The graph of \[\frac{x^2}{a^2} + \frac{y^2}{b^2} = 1\]
has its foci at $(0,\pm 4),$
while the graph of \[\frac{x^2}{a^2}-\frac{y^2}{b^2} = 1\]
has its foci at $(\pm 6,0).$
Find a and b
+118609
All the info you need is contained in these 2 diagrams.
Incorrect graph has been deleted : sorry about that.
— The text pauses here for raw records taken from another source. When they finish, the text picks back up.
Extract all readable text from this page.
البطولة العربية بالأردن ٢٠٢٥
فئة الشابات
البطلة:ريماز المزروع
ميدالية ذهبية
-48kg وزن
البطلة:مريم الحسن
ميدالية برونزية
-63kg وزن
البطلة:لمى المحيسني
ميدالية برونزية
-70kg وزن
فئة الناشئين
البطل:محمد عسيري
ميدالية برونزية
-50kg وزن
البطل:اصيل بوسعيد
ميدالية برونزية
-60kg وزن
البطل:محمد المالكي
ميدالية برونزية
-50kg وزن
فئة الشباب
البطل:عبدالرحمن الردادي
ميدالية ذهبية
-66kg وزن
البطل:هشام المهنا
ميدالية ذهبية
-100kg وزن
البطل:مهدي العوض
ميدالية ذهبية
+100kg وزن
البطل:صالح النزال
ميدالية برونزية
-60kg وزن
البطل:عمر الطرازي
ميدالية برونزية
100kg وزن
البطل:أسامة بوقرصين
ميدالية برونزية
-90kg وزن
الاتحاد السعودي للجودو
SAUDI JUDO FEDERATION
+118609 I am glad you have been persistent.
Keep it up.
Your answer is closer than mine.
I don't have my earlier working any more. It beats me where I got those numbers from. Sorry.
Let me start over.
The equation of an ellipse is \(\frac{x^2}{a^2}+\frac{y^2}{b^2}=1\)
focal length c = 4
If the major axis is horizonal then a > b
If the major axis is vertical then a < b
Since this one has a major axis of y=0 it is vertical so a is smaller than b
The focal length is c where
\(c^2=|a^2-b^2|\)
since a < b,
\(c^2=b^2-a^2\\ 16=b^2-a^2\\ \)
For the hyperbola
\(c^2=a^2+b^2\\ 36=a^2+b^2\\\)
solve them simultaneously and you get \(b=\sqrt{26}\qquad a=\sqrt{10}\)
Here is the graph
https://www.desmos.com/calculator/4wam1hbltm